因此他的架子也大,一般他这样品级的官员,大多是一顶青顶小轿,可李文彬所坐的,却是红顶的轿子。
今日下值后,他并不没有立即回家去,此时,那顶他所坐的轿子,正稳稳地落在鸿胪寺的门口。
鸿胪寺乃是招待各国使节的机构,等李文彬下了帖子,过不多时,便从里头走出了一个老仆。
这老仆朝李文彬行了个礼:“请进。”
李文彬下轿,在老仆的引领下,穿过重重回廊,才到了鸿胪寺的一处小院。
只见这院落里栽种了许多竹子,风一起,便沙沙的响,在这略带闷热的时节里,使人不免心旷神怡。
等李文彬到了厅里,便见一个纶巾儒衫之人豁然而起。
李文彬露出了笑容,朝这人行了一礼,此人同时回礼,接着此人手一摆道:“李学弟,请坐。”
李文彬道了一声多谢,随即感叹道:“郑学兄,自从我自曲阜回到了洛阳,参与会试,金榜题名,入了翰林,你我已有七年不曾相见了吧。”

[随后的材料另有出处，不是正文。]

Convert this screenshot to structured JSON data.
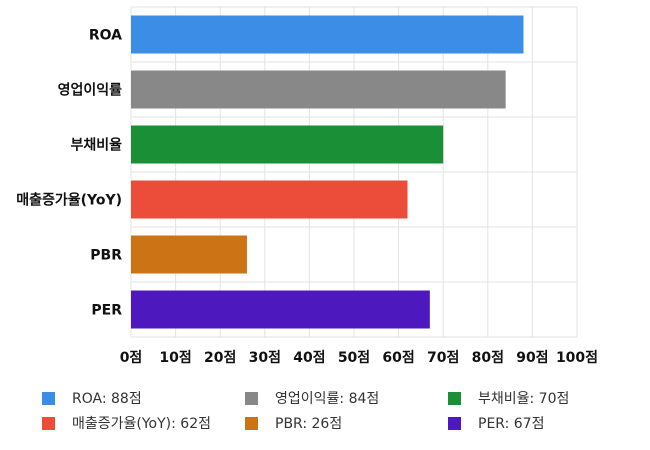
{
  "chart_data": {
    "type": "bar",
    "orientation": "horizontal",
    "categories": [
      "ROA",
      "영업이익률",
      "부채비율",
      "매출증가율(YoY)",
      "PBR",
      "PER"
    ],
    "values": [
      88,
      84,
      70,
      62,
      26,
      67
    ],
    "colors": [
      "#3b8de6",
      "#888888",
      "#1a8f36",
      "#eb4d3a",
      "#cc7415",
      "#4e18bf"
    ],
    "xlim": [
      0,
      100
    ],
    "xticks": [
      "0점",
      "10점",
      "20점",
      "30점",
      "40점",
      "50점",
      "60점",
      "70점",
      "80점",
      "90점",
      "100점"
    ],
    "grid": true,
    "legend_position": "bottom",
    "legend": [
      "ROA: 88점",
      "영업이익률: 84점",
      "부채비율: 70점",
      "매출증가율(YoY): 62점",
      "PBR: 26점",
      "PER: 67점"
    ]
  }
}
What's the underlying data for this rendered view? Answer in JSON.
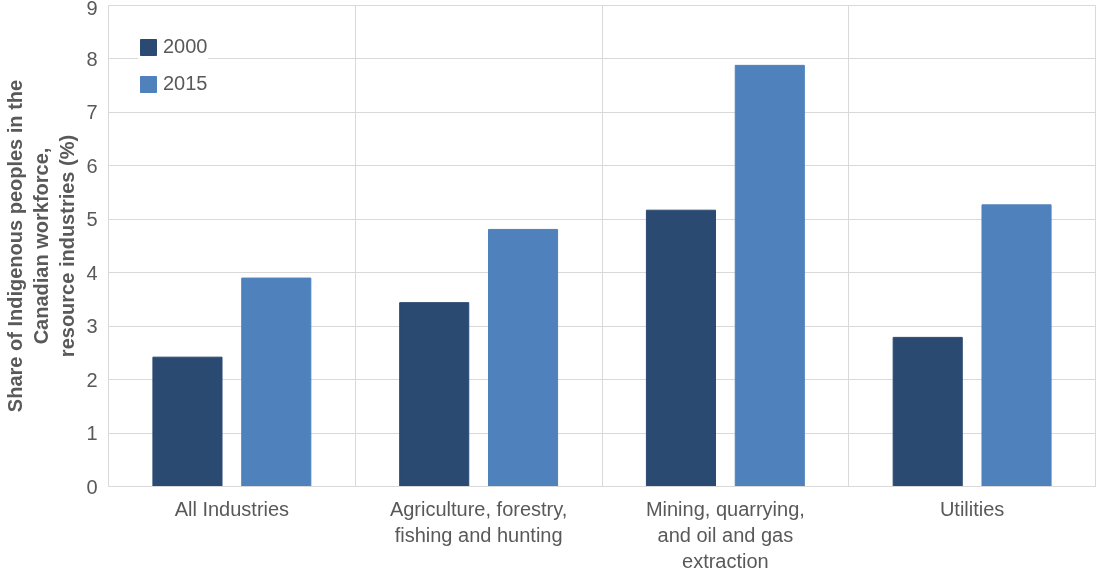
{
  "chart_data": {
    "type": "bar",
    "ylabel": "Share of Indigenous peoples in the\nCanadian workforce,\nresource industries (%)",
    "categories": [
      "All Industries",
      "Agriculture, forestry,\nfishing and hunting",
      "Mining, quarrying,\nand oil and gas\nextraction",
      "Utilities"
    ],
    "series": [
      {
        "name": "2000",
        "color": "#2a4a72",
        "values": [
          2.42,
          3.44,
          5.17,
          2.79
        ]
      },
      {
        "name": "2015",
        "color": "#4f81bd",
        "values": [
          3.9,
          4.81,
          7.88,
          5.27
        ]
      }
    ],
    "ylim": [
      0,
      9
    ],
    "yticks": [
      0,
      1,
      2,
      3,
      4,
      5,
      6,
      7,
      8,
      9
    ],
    "grid": true,
    "legend": "top left"
  }
}
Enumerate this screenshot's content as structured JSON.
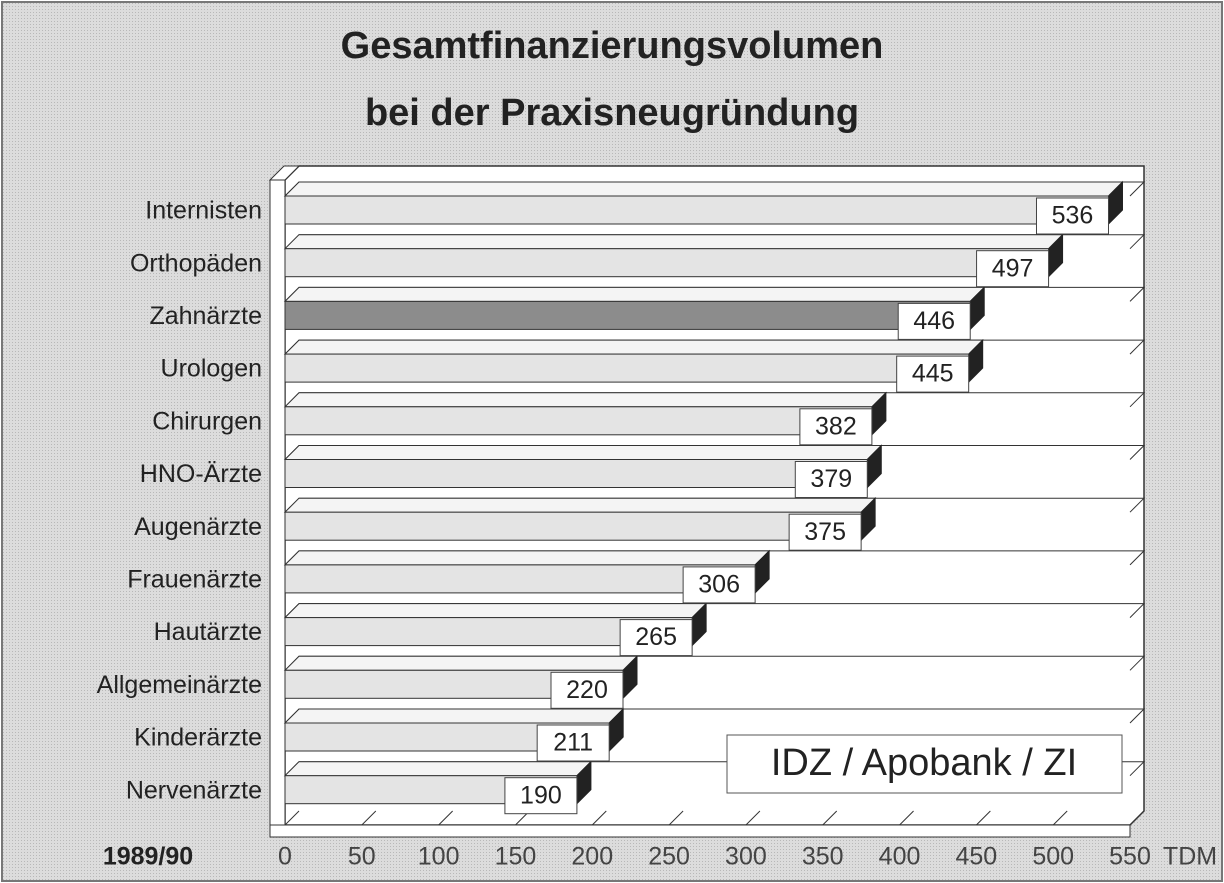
{
  "chart_data": {
    "type": "bar",
    "orientation": "horizontal",
    "title": [
      "Gesamtfinanzierungsvolumen",
      "bei der Praxisneugründung"
    ],
    "categories": [
      "Internisten",
      "Orthopäden",
      "Zahnärzte",
      "Urologen",
      "Chirurgen",
      "HNO-Ärzte",
      "Augenärzte",
      "Frauenärzte",
      "Hautärzte",
      "Allgemeinärzte",
      "Kinderärzte",
      "Nervenärzte"
    ],
    "values": [
      536,
      497,
      446,
      445,
      382,
      379,
      375,
      306,
      265,
      220,
      211,
      190
    ],
    "colors": [
      "#e4e4e4",
      "#e4e4e4",
      "#8c8c8c",
      "#e4e4e4",
      "#e4e4e4",
      "#e4e4e4",
      "#e4e4e4",
      "#e4e4e4",
      "#e4e4e4",
      "#e4e4e4",
      "#e4e4e4",
      "#e4e4e4"
    ],
    "xlim": [
      0,
      550
    ],
    "xticks": [
      0,
      50,
      100,
      150,
      200,
      250,
      300,
      350,
      400,
      450,
      500,
      550
    ],
    "xlabel": "TDM",
    "period": "1989/90",
    "source": "IDZ / Apobank / ZI"
  }
}
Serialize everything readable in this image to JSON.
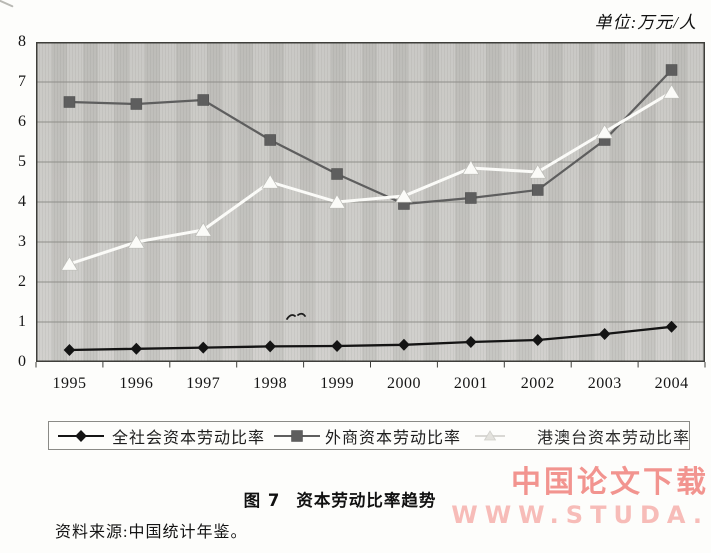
{
  "page": {
    "unit_label": "单位:万元/人",
    "figure_label": "图 7",
    "figure_title": "资本劳动比率趋势",
    "source_note": "资料来源:中国统计年鉴。"
  },
  "watermark": {
    "line1": "中国论文下载",
    "line2": "WWW.STUDA.",
    "color1": "#f2948f",
    "color2": "#f7bcb8"
  },
  "chart_data": {
    "type": "line",
    "title": "资本劳动比率趋势",
    "unit": "万元/人",
    "categories": [
      "1995",
      "1996",
      "1997",
      "1998",
      "1999",
      "2000",
      "2001",
      "2002",
      "2003",
      "2004"
    ],
    "series": [
      {
        "name": "全社会资本劳动比率",
        "marker": "diamond",
        "color": "#141414",
        "values": [
          0.3,
          0.33,
          0.36,
          0.39,
          0.4,
          0.43,
          0.5,
          0.55,
          0.7,
          0.88
        ]
      },
      {
        "name": "外商资本劳动比率",
        "marker": "square",
        "color": "#5e5e5e",
        "values": [
          6.5,
          6.45,
          6.55,
          5.55,
          4.7,
          3.95,
          4.1,
          4.3,
          5.55,
          7.3
        ]
      },
      {
        "name": "港澳台资本劳动比率",
        "marker": "triangle",
        "color": "#fbfbf8",
        "values": [
          2.45,
          3.0,
          3.3,
          4.5,
          4.0,
          4.15,
          4.85,
          4.75,
          5.75,
          6.75
        ]
      }
    ],
    "ylim": [
      0,
      8
    ],
    "yticks": [
      0,
      1,
      2,
      3,
      4,
      5,
      6,
      7,
      8
    ],
    "grid": true,
    "legend_position": "bottom",
    "plot_background": "#cac9c5",
    "gridline_color": "#8f8f8a"
  }
}
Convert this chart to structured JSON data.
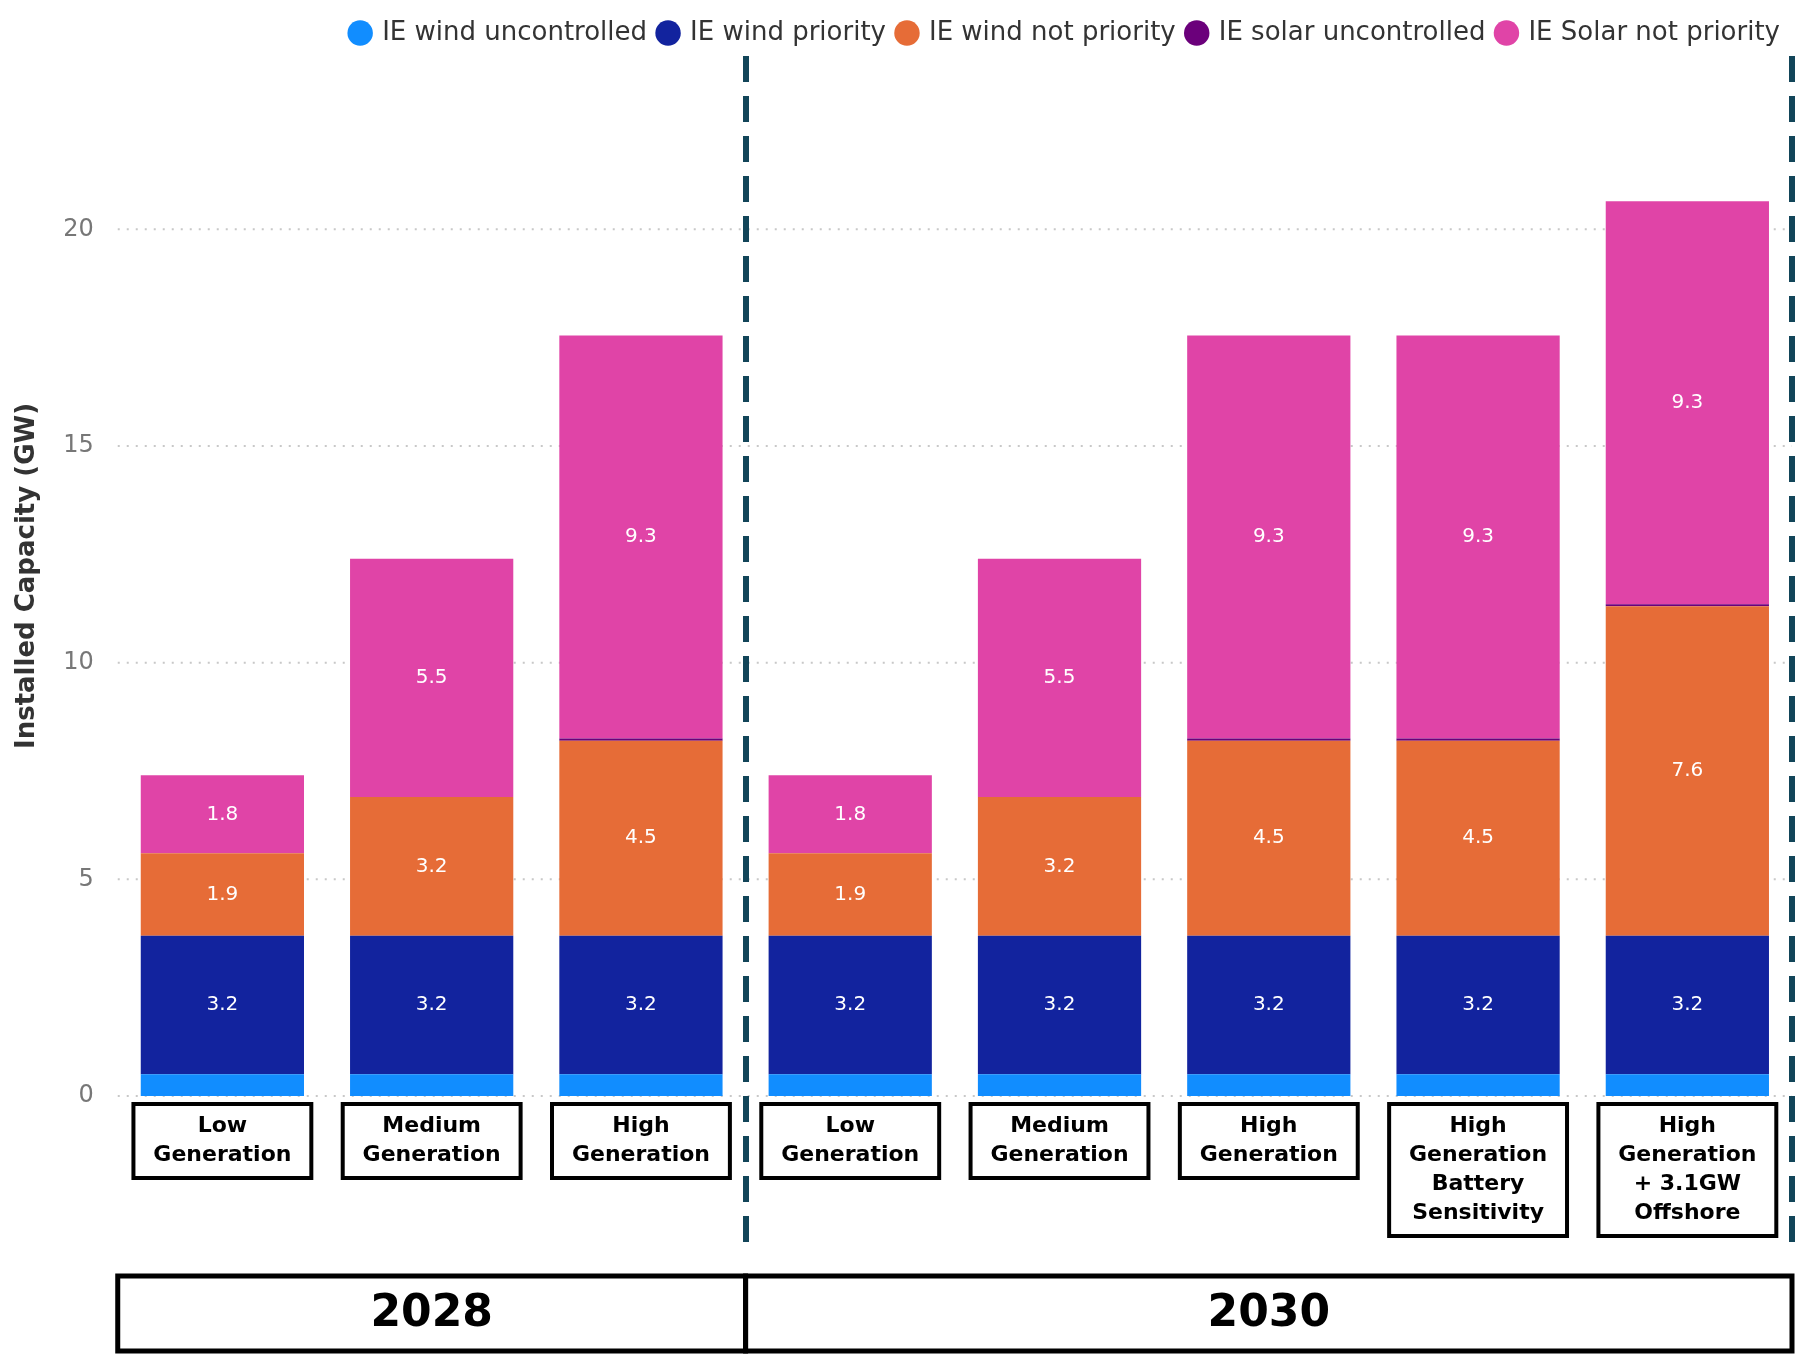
{
  "chart_data": {
    "type": "bar",
    "stacked": true,
    "ylabel": "Installed Capacity (GW)",
    "categories": [
      "Low Generation",
      "Medium Generation",
      "High Generation",
      "Low Generation",
      "Medium Generation",
      "High Generation",
      "High Generation Battery Sensitivity",
      "High Generation + 3.1GW Offshore"
    ],
    "series": [
      {
        "name": "IE wind uncontrolled",
        "color": "#118dff",
        "values": [
          0.5,
          0.5,
          0.5,
          0.5,
          0.5,
          0.5,
          0.5,
          0.5
        ]
      },
      {
        "name": "IE wind priority",
        "color": "#12239e",
        "values": [
          3.2,
          3.2,
          3.2,
          3.2,
          3.2,
          3.2,
          3.2,
          3.2
        ],
        "value_labels": [
          "3.2",
          "3.2",
          "3.2",
          "3.2",
          "3.2",
          "3.2",
          "3.2",
          "3.2"
        ]
      },
      {
        "name": "IE wind not priority",
        "color": "#e66c37",
        "values": [
          1.9,
          3.2,
          4.5,
          1.9,
          3.2,
          4.5,
          4.5,
          7.6
        ],
        "value_labels": [
          "1.9",
          "3.2",
          "4.5",
          "1.9",
          "3.2",
          "4.5",
          "4.5",
          "7.6"
        ]
      },
      {
        "name": "IE solar uncontrolled",
        "color": "#6b007b",
        "values": [
          null,
          null,
          0.05,
          null,
          null,
          0.05,
          0.05,
          0.05
        ]
      },
      {
        "name": "IE Solar not priority",
        "color": "#e044a7",
        "values": [
          1.8,
          5.5,
          9.3,
          1.8,
          5.5,
          9.3,
          9.3,
          9.3
        ],
        "value_labels": [
          "1.8",
          "5.5",
          "9.3",
          "1.8",
          "5.5",
          "9.3",
          "9.3",
          "9.3"
        ]
      }
    ],
    "ylim": [
      0,
      24
    ],
    "yticks": [
      0,
      5,
      10,
      15,
      20
    ],
    "grid": "y",
    "legend": "top right",
    "annotations": [
      "2028",
      "2030"
    ]
  }
}
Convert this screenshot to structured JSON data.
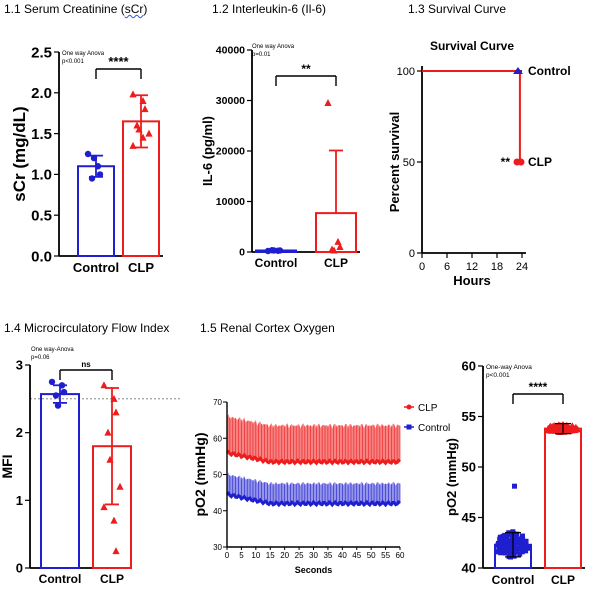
{
  "captions": {
    "p1": "1.1 Serum Creatinine (",
    "p1_sq": "sCr",
    "p1_end": ")",
    "p2": "1.2  Interleukin-6 (Il-6)",
    "p3": "1.3  Survival Curve",
    "p4": "1.4 Microcirculatory Flow Index",
    "p5": "1.5 Renal Cortex Oxygen"
  },
  "colors": {
    "control": "#1f1fd0",
    "clp": "#ee1c1c"
  },
  "chart_data": [
    {
      "id": "scr",
      "type": "bar",
      "categories": [
        "Control",
        "CLP"
      ],
      "values": [
        1.1,
        1.65
      ],
      "errors": [
        0.13,
        0.32
      ],
      "points": [
        [
          1.25,
          1.1,
          1.0,
          0.95,
          1.2
        ],
        [
          1.98,
          1.9,
          1.8,
          1.6,
          1.55,
          1.5,
          1.35,
          1.45
        ]
      ],
      "ylabel": "sCr (mg/dL)",
      "ylim": [
        0,
        2.5
      ],
      "yticks": [
        "0.0",
        "0.5",
        "1.0",
        "1.5",
        "2.0",
        "2.5"
      ],
      "annotation": [
        "One way Anova",
        "p<0.001"
      ],
      "significance": "****"
    },
    {
      "id": "il6",
      "type": "bar",
      "categories": [
        "Control",
        "CLP"
      ],
      "values": [
        300,
        7700
      ],
      "errors": [
        100,
        12400
      ],
      "points": [
        [
          200,
          250,
          300,
          350,
          300
        ],
        [
          29500,
          2000,
          1000,
          500,
          300
        ]
      ],
      "ylabel": "IL-6 (pg/ml)",
      "ylim": [
        0,
        40000
      ],
      "yticks": [
        "0",
        "10000",
        "20000",
        "30000",
        "40000"
      ],
      "annotation": [
        "One way Anova",
        "p=0.01"
      ],
      "significance": "**"
    },
    {
      "id": "survival",
      "type": "line",
      "title": "Survival Curve",
      "xlabel": "Hours",
      "ylabel": "Percent survival",
      "xlim": [
        0,
        24
      ],
      "ylim": [
        0,
        100
      ],
      "xticks": [
        "0",
        "6",
        "12",
        "18",
        "24"
      ],
      "yticks": [
        "0",
        "50",
        "100"
      ],
      "series": [
        {
          "name": "Control",
          "x": [
            0,
            24
          ],
          "y": [
            100,
            100
          ]
        },
        {
          "name": "CLP",
          "x": [
            0,
            23.5,
            23.5,
            24
          ],
          "y": [
            100,
            100,
            50,
            50
          ]
        }
      ],
      "significance": "**"
    },
    {
      "id": "mfi",
      "type": "bar",
      "categories": [
        "Control",
        "CLP"
      ],
      "values": [
        2.57,
        1.8
      ],
      "errors": [
        0.13,
        0.86
      ],
      "points": [
        [
          2.75,
          2.7,
          2.6,
          2.55,
          2.4
        ],
        [
          2.7,
          2.5,
          2.3,
          2.0,
          1.6,
          1.2,
          0.9,
          0.7,
          0.25
        ]
      ],
      "ylabel": "MFI",
      "ylim": [
        0,
        3
      ],
      "yticks": [
        "0",
        "1",
        "2",
        "3"
      ],
      "refline": 2.5,
      "annotation": [
        "One way-Anova",
        "p=0.06"
      ],
      "significance": "ns"
    },
    {
      "id": "po2_time",
      "type": "line",
      "xlabel": "Seconds",
      "ylabel": "pO2 (mmHg)",
      "xlim": [
        0,
        60
      ],
      "ylim": [
        30,
        70
      ],
      "xticks": [
        "0",
        "5",
        "10",
        "15",
        "20",
        "25",
        "30",
        "35",
        "40",
        "45",
        "50",
        "55",
        "60"
      ],
      "yticks": [
        "30",
        "40",
        "50",
        "60",
        "70"
      ],
      "series": [
        {
          "name": "CLP",
          "mean_start": 56,
          "mean_end": 53.5,
          "sd": 10
        },
        {
          "name": "Control",
          "mean_start": 44.5,
          "mean_end": 42,
          "sd": 5.5
        }
      ]
    },
    {
      "id": "po2_group",
      "type": "bar",
      "categories": [
        "Control",
        "CLP"
      ],
      "values": [
        42.3,
        53.8
      ],
      "errors": [
        1.2,
        0.5
      ],
      "ylabel": "pO2 (mmHg)",
      "ylim": [
        40,
        60
      ],
      "yticks": [
        "40",
        "45",
        "50",
        "55",
        "60"
      ],
      "annotation": [
        "One-way Anova",
        "p<0.001"
      ],
      "significance": "****"
    }
  ]
}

这位郑学兄便含笑道:“是啊,当初恩师让你回来参加科举,对你抱有很大的希望,你走之后,恩师还说了,说是将来再见你,只怕难了,以你的才学,必定不会名落孙山的,果然一切如恩师所料啊,往日读书时的场景,历历在目,现在与学弟重逢,回忆起来,实在是教人感慨。”
李文彬也唏嘘了起来,随即眉毛一挑:“此番学兄来洛阳,所为何事?”
郑学兄道:“奉衍圣公府之命,传达学旨。”
李文彬笑了:“可是传达给那陈凯之的?”
郑学兄颌首:“正是。”
李文彬显得犹豫起来,道:“这陈凯之,最爱大放厥词,沽名钓誉,这一次大典,他如此失礼,不知这学旨中是褒还是贬?”